In any regards, work continues. The kids are having way too much fun demolishing the old to get ready for the new. That’s okay though, because demolition has never really been my favorite. Sure, I enjoy taking a 6lb sledge to walls and what-not, but the clean up gets me every time. I swear it takes 3 times as long to clean up the demolition debris as it does to actually demolish it. And there is so much debris that I’m going to have to arrange a rollback. (Those huge construction dumpsters that look almost as big as a train car.) In fact, I’m having to arrange a 4 ton rollback (the biggest I could find) to make sure we have enough space for all the garbage around the house, as well as the construction debris.
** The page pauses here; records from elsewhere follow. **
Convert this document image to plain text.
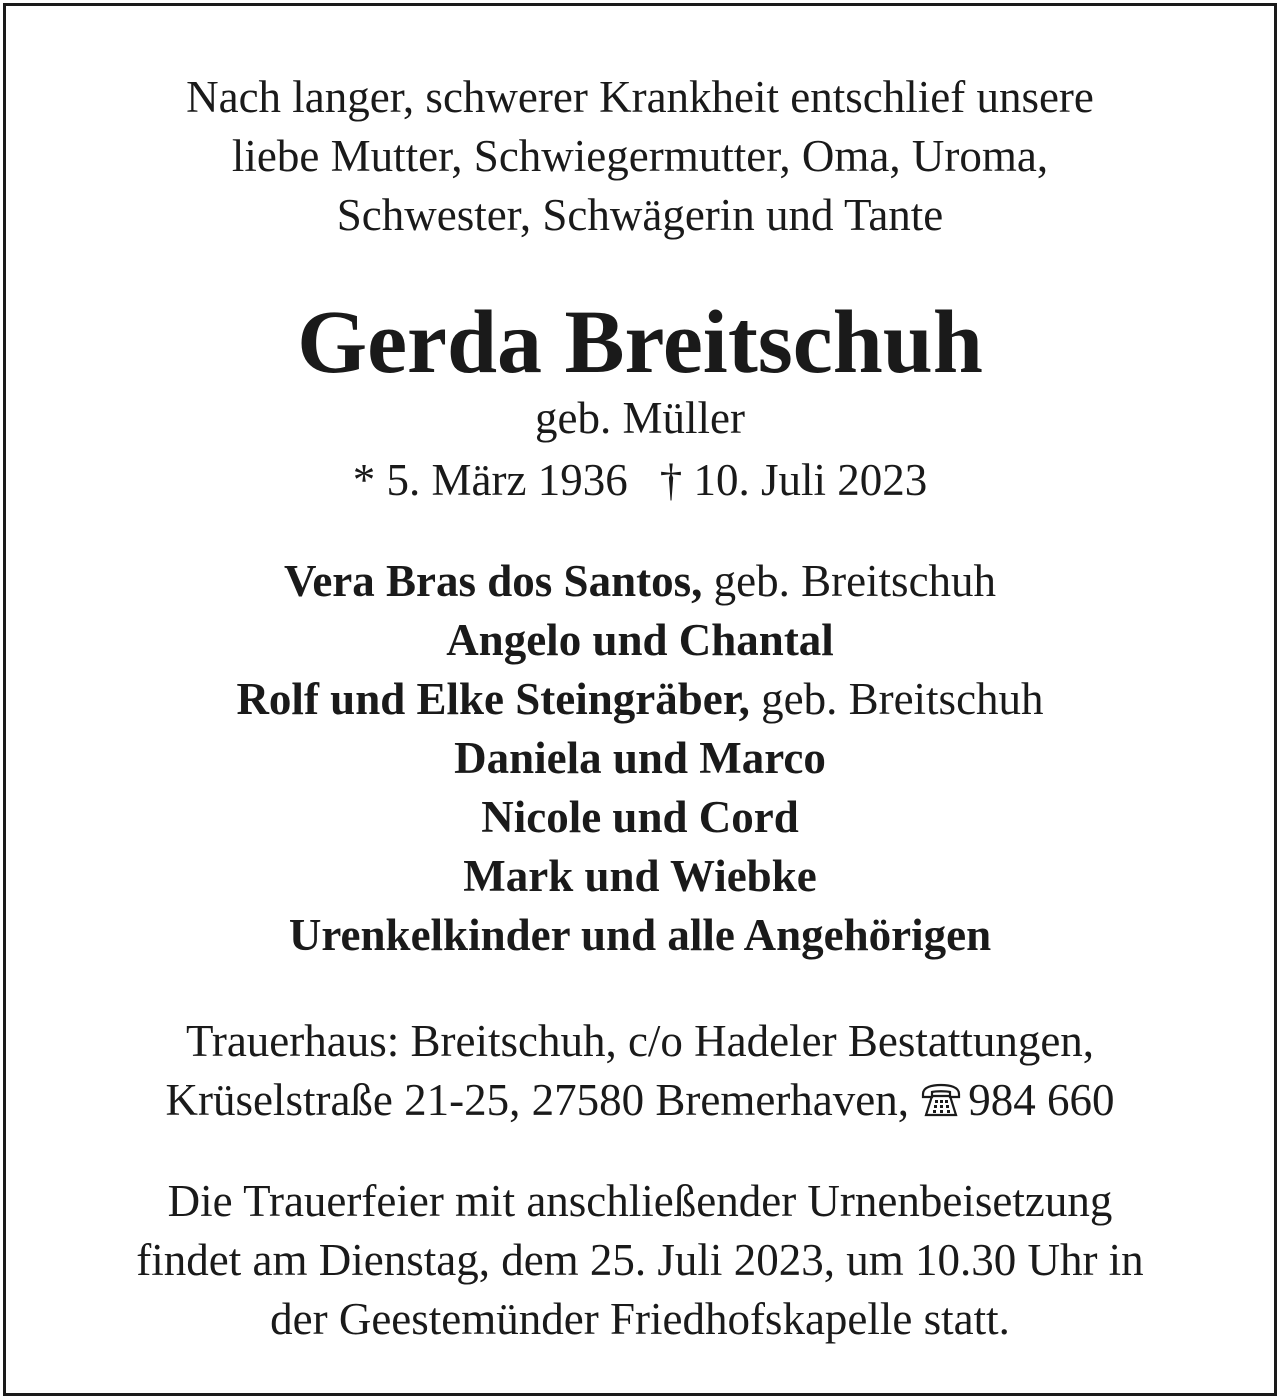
Nach langer, schwerer Krankheit entschlief unsere
liebe Mutter, Schwiegermutter, Oma, Uroma,
Schwester, Schwägerin und Tante
Gerda Breitschuh
geb. Müller
* 5. März 1936 † 10. Juli 2023
Vera Bras dos Santos, geb. Breitschuh
Angelo und Chantal
Rolf und Elke Steingräber, geb. Breitschuh
Daniela und Marco
Nicole und Cord
Mark und Wiebke
Urenkelkinder und alle Angehörigen
Trauerhaus: Breitschuh, c/o Hadeler Bestattungen,
Krüselstraße 21-25, 27580 Bremerhaven, 984 660
Die Trauerfeier mit anschließender Urnenbeisetzung
findet am Dienstag, dem 25. Juli 2023, um 10.30 Uhr in
der Geestemünder Friedhofskapelle statt.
I have to admit, this whole project does scare the beejeebers out of me from time to time. What if we run into something I can’t do? What if I run into a major issue or defect that zaps my entire budget? What if we don’t get done in time? What if I under estimated the costs? What if we don’t pass inspection? What if someone gets hurt while working out there? Arrrgh! The what-ifs give me knots in my stomach! So, I try not think about them much. They could easily drive a person quite mad, indeed. But they surface every once in awhile. All the same, we’re still just trying to take it one day, one project at a time and see where we go from there.

Better get my rear in gear…have to leave in 30 minutes for Amanda’s appointment. It takes a good 45 minutes in morning traffic to get to Waynesboro (where her new doctor is) so we have to leave by 8:30 to have her there by 9:15 - her appointment time. I’m glad she likes the new doc. She really likes his nurse practioner & thought the girl was just “so cool.” I have to admit, I liked them both too. So…off we go!